Mice null for Mist1 had been previously generated. Loss of Mist1 does not have long-term effects on viability or fertility in mice raised under standard conditions (Pin et al.,2001), and the effects of loss of Mist1 function are confined to the cells in which Mist1 is normally expressed, making the Mist1 mice an excellent tool for analysis of differentiation pathways in the adult gastric epithelium. To determine the cellular origins and development of ZCs in the presence or absence of Mist1, we first established a system for quantitative analysis of neck cell and ZC differentiation in the adult gastric unit. The lectin GSII (Griffonia simplicifolia-II) labels the mucous granules of neck cells intensely, and antibody against gastric intrinsic factor (GIF) labels the zymogenic granules of murine ZCs with corresponding intensity(Fig. 3A). In wild-type or Mist1 heterozygous mice, the mucus-containing cells in the neck zone labeled exclusively with GSII, and the mature ZCs in the base zone labeled exclusively with GIF. We noted, however, a transition zone between the end of the neck zone and the beginning of the base that harbored a small number of cells with cytoplasm that contained both mucus and zymogens(Fig. 3A,B), consistent with the hypothesis that ZCs arise from neck cells that exchange mucous secretion for digestive enzyme secretion as they enter the base of the gastric unit. As ZCs migrated away from the neck, their GIF expression tended to increase,indicating a developmental gradient from the progenitor neck zone to the base of the gastric unit (Fig. 3A,B,C).

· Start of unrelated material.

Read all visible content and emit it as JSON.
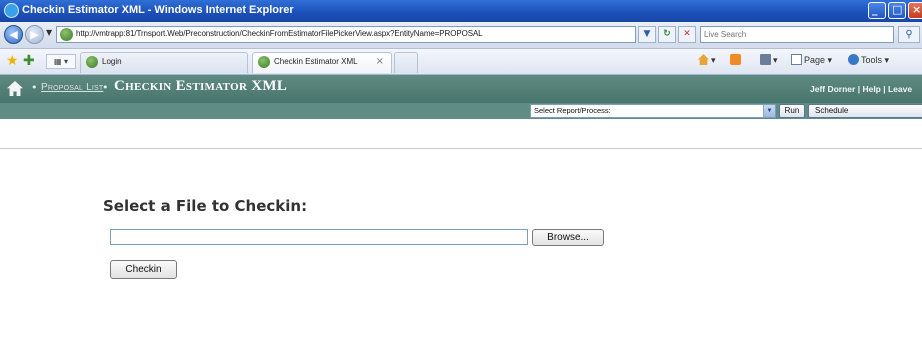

Analysis of Mist1 null mice showed that the transition cells at the end of the neck zone were markedly increased in abundance. Furthermore,the highest levels of GIF, the ZC marker, were seen within cells in the early base, immediately adjacent to the neck zone; GIF levels in cells that had migrated farther into the base were considerably lower(Fig. 3A,B,C). Thus, our data indicated that, although neck cell differentiation appeared normal, Mist1^-/- mice had a defect in ZC maturation.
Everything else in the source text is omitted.